R for Engineering Applications

Funded:
$3,000

Proposed by:
Benaiah Chibuokem Ubah

Summary:
R for Engineering Applications is a proposed project with the aim to attract engineers and diversify the use of the R language to the broad engineering domain – electrical, electronic, communications, robotics, etc engineering. The idea is similar to such projects as R in Finance, R in Insurance, BioConductor (R in Bio-informatics), R in Environmental Statistics, etc.

Setting up an R-Girls-Schools Network

Funded:
$5,000

Proposed by:
Dr. Razia Ghani

Summary:
Globally, women, especially from deprived socio-economic and diverse ethnic backgrounds, are under-represented in data science. A major factor is that data science does not feature in the school curriculum which means that teachers are unaware of the enhancements data science can bring to learning and development in and beyond the school. We propose an ongoing project, called R-Girls-School Network (short name R-Girls) to address this and are keen to link up with others.

We are a multi-disciplinary team that includes an educationalist, subject teachers, a data scientist and administrator who will begin to develop and implement a data science curriculum using R in Green Oak Academy – an inner-city school in the UK serving girls from deprived, ethnically diverse backgrounds aged 11-16 years; independently rated as Good with Outstanding for Behaviour and Attitudes.

Since GOA follows the UK national curriculum, which is used in 10,000+ schools and 160 countries, our work will have a broad appeal. In due course we will develop ready-to-use bite-sized learning materials (10-15 mins) for teachers of core subjects (maths, statistics, science, geography) to use via RStudio cloud. The lessons will be tested with teachers and pupils and then incorporated into the school timetable across all five-year groups (age 11-16 years), culminating in an R-Data Story project and in due course, an annual R-Girls virtual conference open to any girl and girls' school in the world.

R-GS will be supported by a website for showcasing the work of pupils and sharing resources.

deposits: Deposit Research Data Anywhere

Funded:
$16,000

Proposed by:
Mark Padgham

Summary:
Publicly depositing datasets associated with published research is becoming more common, partly due to journals increasingly requiring data sharing, and partly though more general and ongoing cultural changes in relation to data sharing. Yet data sharing is often seen as time consuming, particularly in order to meet the expectations of individual data repositories. While documentation and training can help get users familiar with processes of data sharing, browser-based data and metadata submission workflows can only be so fast, are not easily reproduced, and do not facilitate regular or automated updates of data and metadata. Better programmatic tools can transform data sharing from a mountainous climb into a pit of success.

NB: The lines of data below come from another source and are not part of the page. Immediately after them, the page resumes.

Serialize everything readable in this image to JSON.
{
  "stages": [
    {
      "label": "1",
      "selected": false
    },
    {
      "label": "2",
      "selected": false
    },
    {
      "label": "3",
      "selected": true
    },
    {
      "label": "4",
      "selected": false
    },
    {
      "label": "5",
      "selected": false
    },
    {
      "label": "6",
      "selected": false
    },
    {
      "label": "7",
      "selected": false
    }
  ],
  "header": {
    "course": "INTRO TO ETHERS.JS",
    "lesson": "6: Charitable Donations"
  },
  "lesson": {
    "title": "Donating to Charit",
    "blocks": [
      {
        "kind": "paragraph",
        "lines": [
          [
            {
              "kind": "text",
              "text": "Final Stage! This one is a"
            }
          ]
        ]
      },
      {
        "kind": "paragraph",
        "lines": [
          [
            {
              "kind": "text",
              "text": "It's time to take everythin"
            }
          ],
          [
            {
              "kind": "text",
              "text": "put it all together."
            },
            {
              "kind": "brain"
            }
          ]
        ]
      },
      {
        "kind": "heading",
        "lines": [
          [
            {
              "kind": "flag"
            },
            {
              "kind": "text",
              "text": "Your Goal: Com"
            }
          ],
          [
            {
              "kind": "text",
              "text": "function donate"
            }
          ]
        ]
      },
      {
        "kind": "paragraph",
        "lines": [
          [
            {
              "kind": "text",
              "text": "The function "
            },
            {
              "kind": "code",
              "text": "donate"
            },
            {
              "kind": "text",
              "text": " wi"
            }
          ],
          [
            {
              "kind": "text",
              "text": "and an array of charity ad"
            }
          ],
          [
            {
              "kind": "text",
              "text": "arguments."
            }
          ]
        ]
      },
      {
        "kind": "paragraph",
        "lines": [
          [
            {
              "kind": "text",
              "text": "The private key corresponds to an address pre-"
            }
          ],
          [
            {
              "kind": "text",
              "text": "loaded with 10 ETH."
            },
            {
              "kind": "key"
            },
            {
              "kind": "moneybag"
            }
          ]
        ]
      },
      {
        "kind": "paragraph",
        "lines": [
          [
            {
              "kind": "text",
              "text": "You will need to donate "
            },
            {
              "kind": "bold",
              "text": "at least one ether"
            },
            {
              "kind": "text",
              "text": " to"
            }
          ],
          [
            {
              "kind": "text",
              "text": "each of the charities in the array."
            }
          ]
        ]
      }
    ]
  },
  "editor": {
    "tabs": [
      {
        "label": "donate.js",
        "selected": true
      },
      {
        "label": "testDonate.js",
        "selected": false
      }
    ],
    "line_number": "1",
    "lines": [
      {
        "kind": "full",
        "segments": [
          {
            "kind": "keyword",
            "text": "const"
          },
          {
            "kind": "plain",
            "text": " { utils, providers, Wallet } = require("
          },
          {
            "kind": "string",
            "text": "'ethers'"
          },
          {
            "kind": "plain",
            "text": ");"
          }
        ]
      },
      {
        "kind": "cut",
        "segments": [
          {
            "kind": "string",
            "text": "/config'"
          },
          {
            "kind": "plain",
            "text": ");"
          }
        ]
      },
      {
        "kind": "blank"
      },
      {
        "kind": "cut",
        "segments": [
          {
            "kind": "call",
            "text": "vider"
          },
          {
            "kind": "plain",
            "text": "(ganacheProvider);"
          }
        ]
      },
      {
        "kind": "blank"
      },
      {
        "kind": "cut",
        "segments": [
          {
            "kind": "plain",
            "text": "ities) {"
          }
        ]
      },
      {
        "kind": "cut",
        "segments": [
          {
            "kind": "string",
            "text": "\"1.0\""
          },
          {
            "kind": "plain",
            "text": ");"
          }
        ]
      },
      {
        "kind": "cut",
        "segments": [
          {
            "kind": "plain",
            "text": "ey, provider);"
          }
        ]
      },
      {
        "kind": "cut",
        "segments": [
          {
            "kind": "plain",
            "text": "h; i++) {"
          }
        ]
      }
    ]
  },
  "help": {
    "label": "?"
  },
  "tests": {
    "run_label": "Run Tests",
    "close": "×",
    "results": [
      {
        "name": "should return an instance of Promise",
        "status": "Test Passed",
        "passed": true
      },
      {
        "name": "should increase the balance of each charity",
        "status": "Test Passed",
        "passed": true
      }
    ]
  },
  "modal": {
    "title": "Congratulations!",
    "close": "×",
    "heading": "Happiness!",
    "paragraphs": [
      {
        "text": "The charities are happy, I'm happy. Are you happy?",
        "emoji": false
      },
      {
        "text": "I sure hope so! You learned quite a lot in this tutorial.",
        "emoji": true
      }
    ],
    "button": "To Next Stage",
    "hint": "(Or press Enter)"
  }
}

This project will develop a unified interface to many different research data repositories, and which will function along the lines of dplyr through "verbs" that work identically across many "backend" data repositories. The package will initially provide access to a few of the most common data repositories, yet will implement a modular/plugin system to enable users to contribute their own plugins to extend functionality to other repositories. Users will be able to authenticate, prepare data and metadata, and finally to submit, fetch, and browse data.